Pasalnya, ada sejumlah syarat yang harus dipenuhi jemaah luar negeri khususnya dari Indonesia sebelum masuk ke negara Arab, yaitu harus karantina 14 hari di negara ketiga.
Kepala Regional travel Umrah PT Al Shafwah Wisata Mandiri (Smarts Umrah) Sumsel, Bengkulu dan Jambi Muhammad David Aksan mengatakan, masih adanya syarat- syarat tertentu itu maka akan menjadi biaya yang dikeluarkan akan semakin besar, sehingga kemungkinan besar belum akan memberangkatkan calon jamaah umrah dalam waktu dekat.
"Memang buka, tapi untuk calon jemaah Indonesia bersama 8 negara lainnya belum diizinkan langsung masuk ke Arab Saudi.

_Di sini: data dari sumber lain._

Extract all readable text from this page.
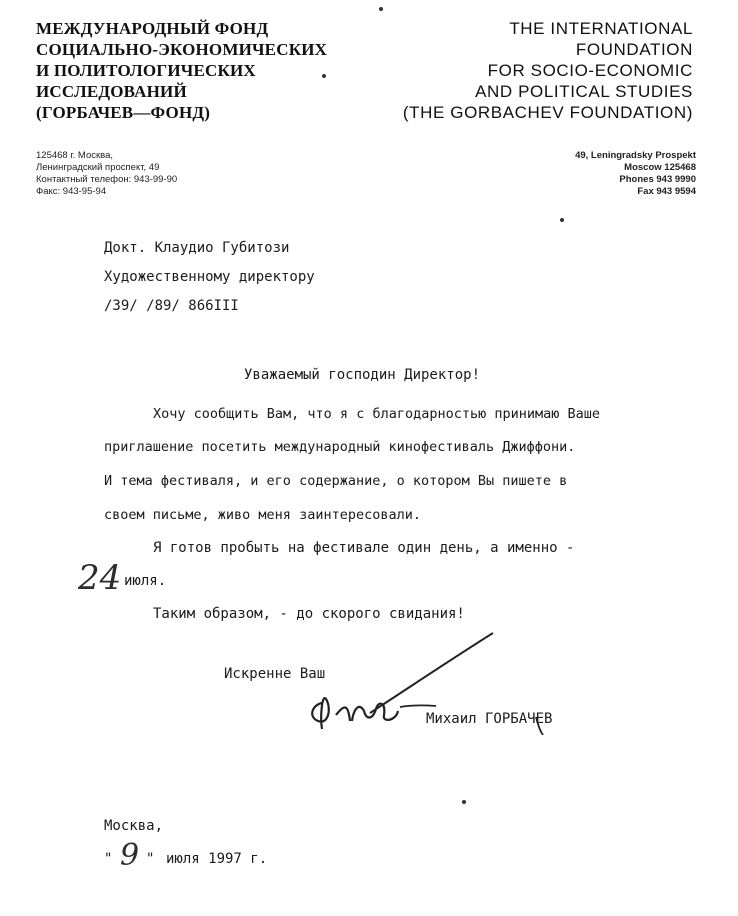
МЕЖДУНАРОДНЫЙ ФОНД
СОЦИАЛЬНО-ЭКОНОМИЧЕСКИХ
И ПОЛИТОЛОГИЧЕСКИХ
ИССЛЕДОВАНИЙ
(ГОРБАЧЕВ—ФОНД)
THE INTERNATIONAL
FOUNDATION
FOR SOCIO-ECONOMIC
AND POLITICAL STUDIES
(THE GORBACHEV FOUNDATION)
125468 г. Москва,
Ленинградский проспект, 49
Контактный телефон: 943-99-90
Факс: 943-95-94
49, Leningradsky Prospekt
Moscow 125468
Phones 943 9990
Fax 943 9594
Докт. Клаудио Губитози
Художественному директору
/39/ /89/ 866III
Уважаемый господин Директор!
Хочу сообщить Вам, что я с благодарностью принимаю Ваше
приглашение посетить международный кинофестиваль Джиффони.
И тема фестиваля, и его содержание, о котором Вы пишете в
своем письме, живо меня заинтересовали.
Я готов пробыть на фестивале один день, а именно -
24 июля.
Таким образом, - до скорого свидания!
Искренне Ваш
Михаил ГОРБАЧЕВ
Москва,
" 9 " июля 1997 г.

Kalaupun harus maksa masuk harus masuk ke negara ketiga untuk isolasi 14 hari," kata David, Selasa (27/7/2021).
David mencontohkan, jika ada warga Indonesia yang naik umrah maka harus transit dan isolasi dulu di negara Malaysia, dan apakah Malaysia siap menampung saat ini.
"Cuma Indonesia kemungkinan bukanya setelah penanganan pandemi kita bagus, dan masalahnya hanya di situ. Kalau vaksinasi kita sudah mendekati 60 persen, kemungkinan Indonesia langsung dibuka," capnya.
Selain itu, calon jemaah sendiri harus wajib divaksin dan vaksin sinovac sudah diakui oleh WHO per 1 Juni 2021. Namun, ia tak menampik ada wacana ke depan, meski sudah divaksin dua kali nanti tetap akan divaksin satu kali lagi yang diwajibkan Arab Saudi setiap calon jemaah umrah untuk suntik vaksin Covid-19 dengan dosis lengkap Pfizer, Moderna, Astrazeneka atau Johson dan Johnson (J&J).
"Memang ada wacana boster, dimana calon jamaah yang sudah divaksin sinovac dua kali, ditambah satu kali lagi vaksin dari Prizer, Moderna, Astrazeneka atau J&J. Tapi itu masih wacana, regulasinya masih diatur," tuturnya.
Dengan begitu ia optimis keberangkatan calon jemaah umrah dari Indonesia nanti, kemungkinan bisa dilakukan pada Oktober atau November mendatang.
"Sekarang kita belum umrah, dan kita fokus untuk calon jemaah kita untuk vaksin dulu kalau nanti berangkat. Jadi Agustus ini belum termasuk," tandasnya.
Ditambahkan David, dengan kurun waktu sekitar 1 tahun 6 bulan travel umrah maupun haji tidak boleh memberangkatkan jamaahnya ke Arab Saudi, jelas menjadikan beberapa travel yang ada harus gulung tikar. Namun, karena Smarts Umrah sendiri merupakan provider visa terbesar di Indonesia bisa tertolong karena terdapat unit usaha lainnya.
"Tapi kami kebetulan punya usaha sampingan, kita punya usaha importir kurma, terus ada usaha cuci sepatu dan kopi kekinian yang selama ini back up operasional sehari- hari dan kita bisa bertahan," tandasnya.
Hal senada diungkapkan Kepala Bidang Haji dan Umrah DPD Asosiasi Muslim Penyelenggara Haji dan Umrah Republik Indonesia (AMPURI) Sumsel H Harrie Madhona STTP.
Menurutnya, Indonesia memang salah satu dari sembilan negara yang belum diizinkan masuk ke Arab Saudi.
:quality(30):format(webp):focal(0.5x0.5:0.5x0.5)/sumsel/foto/bank/originals/kepala-regional-travel-umrah-smarts-umrah-sumsel-bengkulu-dan-jambi-muhammad-david-aksan.jpg)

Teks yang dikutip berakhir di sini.